1. background:
CSDN下载资源需要下载积分,评论已经下载过的资源,可以获得1分返现. 自己之前下载过50多个资源, 但是不想手动一个个去评分+评论。所以想写个小程序,自动完成50多个资源的评论.
2. assessment
有了需求,接下来开始分析。我这里直接描述分析结果哈. 可以把这个项目分解为以下几个步骤:
1. 登录CSDN
2. 获取所有未评论资源的url页面
3. 实现评论功能
a)登录CSND方式有两种, a.后台模拟提交 b.利用selenium webdriver实现浏览器登录, 方法最简单就是b.
iedriver = os.getcwd() + "\\IEDriverServer.exe"
os.environ["webdriver.ie.driver"] = iedriver
dr = webdriver.Ie(iedriver)
dr.get("https://passport.csdn.net/account/login")
dr.find_element_by_id("username").send_keys("your username")
dr.find_element_by_id("password").send_keys("your password")
dr.find_element_by_class_name("logging").click()
b)获取所有资源的url页面, 比如我自己的:
一共58个资源,分为10页. 所有我需要遍历10个download page,分别把each page的评论url抓取出来. 惊奇的发现:
比如第二页, page的url其实是:http://download.csdn.net/my/downloads/2
懂了吧! 遍历所有页面:
page_urls=[]
baseurl="http://download.csdn.net/my/downloads"
page_urls.append(baseurl)
for i in range(2,11):
self.page_urls.append(baseurl+"/"+str(i))
抓取page中6个资源的url页面:
通过查看元素,可以看到网页中的元素html属性:
<a href="/detail/zg518/8652677#comment" class="btn-comment">立即评价</a>
所以接下来就是用正则表达式,抓吧!
comments_urls=[]
stra='<a href="/detail/u011000529/5727131#comment" class="btn-comment">立即评价</a>'
regl=r'<a href="(.*?)" class="btn-comment">立即评价</a>'
matchs=re.findall(regl, ret.content)
for m in matchs:
comments_urls.append("http://download.csdn.net"+m)
c)实现评分.
我采用的方式是,先找一个资源,去评分一下,然后抓取网络http包。

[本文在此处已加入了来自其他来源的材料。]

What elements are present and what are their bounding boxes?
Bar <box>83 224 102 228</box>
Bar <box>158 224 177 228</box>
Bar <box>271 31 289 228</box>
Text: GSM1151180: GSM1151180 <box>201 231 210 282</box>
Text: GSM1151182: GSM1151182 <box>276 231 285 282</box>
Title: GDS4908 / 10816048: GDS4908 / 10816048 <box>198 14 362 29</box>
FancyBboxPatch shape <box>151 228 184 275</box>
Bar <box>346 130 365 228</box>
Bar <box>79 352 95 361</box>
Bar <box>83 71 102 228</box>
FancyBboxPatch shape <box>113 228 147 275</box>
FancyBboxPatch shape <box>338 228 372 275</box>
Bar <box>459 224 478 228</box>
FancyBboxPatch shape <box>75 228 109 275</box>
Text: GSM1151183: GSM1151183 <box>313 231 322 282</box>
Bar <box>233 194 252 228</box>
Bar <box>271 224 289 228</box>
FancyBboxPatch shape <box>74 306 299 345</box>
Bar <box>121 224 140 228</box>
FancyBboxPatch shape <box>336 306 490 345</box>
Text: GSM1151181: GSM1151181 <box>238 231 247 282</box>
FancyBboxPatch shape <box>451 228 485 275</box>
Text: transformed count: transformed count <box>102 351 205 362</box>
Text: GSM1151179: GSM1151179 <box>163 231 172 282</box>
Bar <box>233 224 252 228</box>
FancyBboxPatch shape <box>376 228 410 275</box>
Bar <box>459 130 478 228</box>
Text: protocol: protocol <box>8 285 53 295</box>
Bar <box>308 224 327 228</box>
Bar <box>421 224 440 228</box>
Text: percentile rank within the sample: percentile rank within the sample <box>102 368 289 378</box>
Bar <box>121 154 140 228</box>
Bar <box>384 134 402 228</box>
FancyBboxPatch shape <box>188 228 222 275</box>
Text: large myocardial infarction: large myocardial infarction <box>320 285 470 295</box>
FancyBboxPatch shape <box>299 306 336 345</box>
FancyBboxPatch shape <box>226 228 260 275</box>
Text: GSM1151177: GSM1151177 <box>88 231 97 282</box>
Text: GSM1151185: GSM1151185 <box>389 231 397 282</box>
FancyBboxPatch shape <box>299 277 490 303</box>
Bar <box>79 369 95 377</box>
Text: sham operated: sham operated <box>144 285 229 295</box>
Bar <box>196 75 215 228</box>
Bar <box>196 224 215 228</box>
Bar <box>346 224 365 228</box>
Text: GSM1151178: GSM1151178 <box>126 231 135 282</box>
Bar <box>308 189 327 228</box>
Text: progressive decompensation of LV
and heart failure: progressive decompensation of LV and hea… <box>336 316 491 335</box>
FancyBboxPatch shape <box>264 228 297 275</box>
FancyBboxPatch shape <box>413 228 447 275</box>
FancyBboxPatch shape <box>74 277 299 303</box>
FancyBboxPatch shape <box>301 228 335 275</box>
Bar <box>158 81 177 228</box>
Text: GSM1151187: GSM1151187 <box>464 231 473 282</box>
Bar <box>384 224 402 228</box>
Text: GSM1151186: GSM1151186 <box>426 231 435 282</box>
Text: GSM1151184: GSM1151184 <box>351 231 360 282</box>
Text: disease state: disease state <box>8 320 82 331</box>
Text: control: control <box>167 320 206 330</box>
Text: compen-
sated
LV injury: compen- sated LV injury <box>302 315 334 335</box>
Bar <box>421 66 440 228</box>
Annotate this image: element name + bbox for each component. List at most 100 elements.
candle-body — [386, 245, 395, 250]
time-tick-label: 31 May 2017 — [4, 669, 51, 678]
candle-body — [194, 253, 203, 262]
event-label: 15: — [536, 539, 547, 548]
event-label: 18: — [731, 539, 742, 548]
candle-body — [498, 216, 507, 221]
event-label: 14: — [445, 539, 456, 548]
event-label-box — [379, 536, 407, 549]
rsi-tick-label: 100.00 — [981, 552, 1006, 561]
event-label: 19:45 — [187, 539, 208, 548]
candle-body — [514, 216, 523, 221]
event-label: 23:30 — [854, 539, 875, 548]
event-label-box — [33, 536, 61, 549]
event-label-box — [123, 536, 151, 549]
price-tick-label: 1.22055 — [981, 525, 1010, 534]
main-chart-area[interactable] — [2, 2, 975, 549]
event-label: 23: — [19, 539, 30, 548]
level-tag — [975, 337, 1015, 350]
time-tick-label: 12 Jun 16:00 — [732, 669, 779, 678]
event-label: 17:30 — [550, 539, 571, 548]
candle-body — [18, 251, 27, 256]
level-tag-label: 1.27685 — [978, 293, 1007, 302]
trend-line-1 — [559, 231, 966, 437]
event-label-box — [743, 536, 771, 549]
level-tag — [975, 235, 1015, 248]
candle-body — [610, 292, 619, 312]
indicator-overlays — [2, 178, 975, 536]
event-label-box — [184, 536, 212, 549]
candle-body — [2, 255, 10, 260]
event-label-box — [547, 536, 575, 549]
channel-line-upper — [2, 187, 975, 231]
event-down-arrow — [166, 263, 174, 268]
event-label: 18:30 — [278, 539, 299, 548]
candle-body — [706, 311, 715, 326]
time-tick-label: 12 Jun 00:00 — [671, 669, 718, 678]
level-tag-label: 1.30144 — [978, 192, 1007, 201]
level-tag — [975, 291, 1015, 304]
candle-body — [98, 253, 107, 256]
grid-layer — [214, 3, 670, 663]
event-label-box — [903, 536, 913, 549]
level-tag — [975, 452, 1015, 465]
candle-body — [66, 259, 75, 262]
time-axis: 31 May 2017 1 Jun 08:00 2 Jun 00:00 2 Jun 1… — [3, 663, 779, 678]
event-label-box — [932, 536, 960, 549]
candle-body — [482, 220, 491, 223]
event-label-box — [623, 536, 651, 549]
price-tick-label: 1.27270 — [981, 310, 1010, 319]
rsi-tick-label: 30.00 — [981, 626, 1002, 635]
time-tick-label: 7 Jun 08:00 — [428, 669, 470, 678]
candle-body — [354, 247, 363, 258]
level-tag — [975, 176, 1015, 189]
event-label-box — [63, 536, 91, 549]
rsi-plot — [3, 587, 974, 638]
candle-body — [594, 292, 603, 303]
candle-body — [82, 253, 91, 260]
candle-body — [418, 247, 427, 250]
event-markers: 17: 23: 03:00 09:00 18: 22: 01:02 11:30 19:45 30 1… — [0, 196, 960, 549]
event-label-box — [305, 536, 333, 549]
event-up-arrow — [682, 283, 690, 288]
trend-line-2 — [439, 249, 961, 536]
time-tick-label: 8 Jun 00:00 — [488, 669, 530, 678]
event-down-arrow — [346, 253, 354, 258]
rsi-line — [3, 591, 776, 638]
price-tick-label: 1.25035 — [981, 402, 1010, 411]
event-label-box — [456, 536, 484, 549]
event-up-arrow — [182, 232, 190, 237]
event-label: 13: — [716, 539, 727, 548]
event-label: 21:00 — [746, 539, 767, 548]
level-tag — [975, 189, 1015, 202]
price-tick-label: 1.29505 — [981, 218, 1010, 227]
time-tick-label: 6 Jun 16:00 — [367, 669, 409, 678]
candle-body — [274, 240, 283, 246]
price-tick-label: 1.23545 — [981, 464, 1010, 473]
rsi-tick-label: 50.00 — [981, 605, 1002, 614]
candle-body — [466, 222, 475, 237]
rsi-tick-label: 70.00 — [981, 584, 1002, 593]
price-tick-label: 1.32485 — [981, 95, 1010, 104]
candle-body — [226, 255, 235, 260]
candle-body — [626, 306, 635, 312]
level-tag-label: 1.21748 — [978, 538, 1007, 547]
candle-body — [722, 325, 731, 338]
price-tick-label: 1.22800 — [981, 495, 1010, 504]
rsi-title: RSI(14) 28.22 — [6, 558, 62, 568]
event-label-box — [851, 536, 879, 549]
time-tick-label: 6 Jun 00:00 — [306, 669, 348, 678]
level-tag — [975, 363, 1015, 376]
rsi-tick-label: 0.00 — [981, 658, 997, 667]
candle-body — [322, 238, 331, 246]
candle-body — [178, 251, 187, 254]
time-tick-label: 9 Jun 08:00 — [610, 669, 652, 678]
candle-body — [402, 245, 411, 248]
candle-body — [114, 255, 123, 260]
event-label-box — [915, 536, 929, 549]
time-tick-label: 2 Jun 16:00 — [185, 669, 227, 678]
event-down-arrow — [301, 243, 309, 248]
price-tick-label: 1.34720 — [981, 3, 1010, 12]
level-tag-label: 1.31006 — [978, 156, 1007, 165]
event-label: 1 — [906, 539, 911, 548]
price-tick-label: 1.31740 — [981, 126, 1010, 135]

抓包工具很多,可以用firefox的httpfox,我用的360浏览器的自带功能。
其实调用的是comment.js代码:
ok,原来点了提交评论后,后台执行的是ajax请求,请求内容是data后面的值.
分析这个data不难发现,这个sourceid其实就是我们comment url中的7个数字,比如:http://download.csdn.net/detail/lee118007/8637891#comment
content呢就是我们的评论汉字,只是采用了unicode编码.
请求地址是:
http://download.csdn.net/index.php/comment/post_comment
只是这里有个特别重要的point: 那就是cookie和headers
如果cookie和headers不对,是会被服务器拒绝的! 所有我们需要将webderivr中的cookies提取出来,然后用到我们的requests请求中. headers呢就简单了,看看抓包中的headers信息就知道。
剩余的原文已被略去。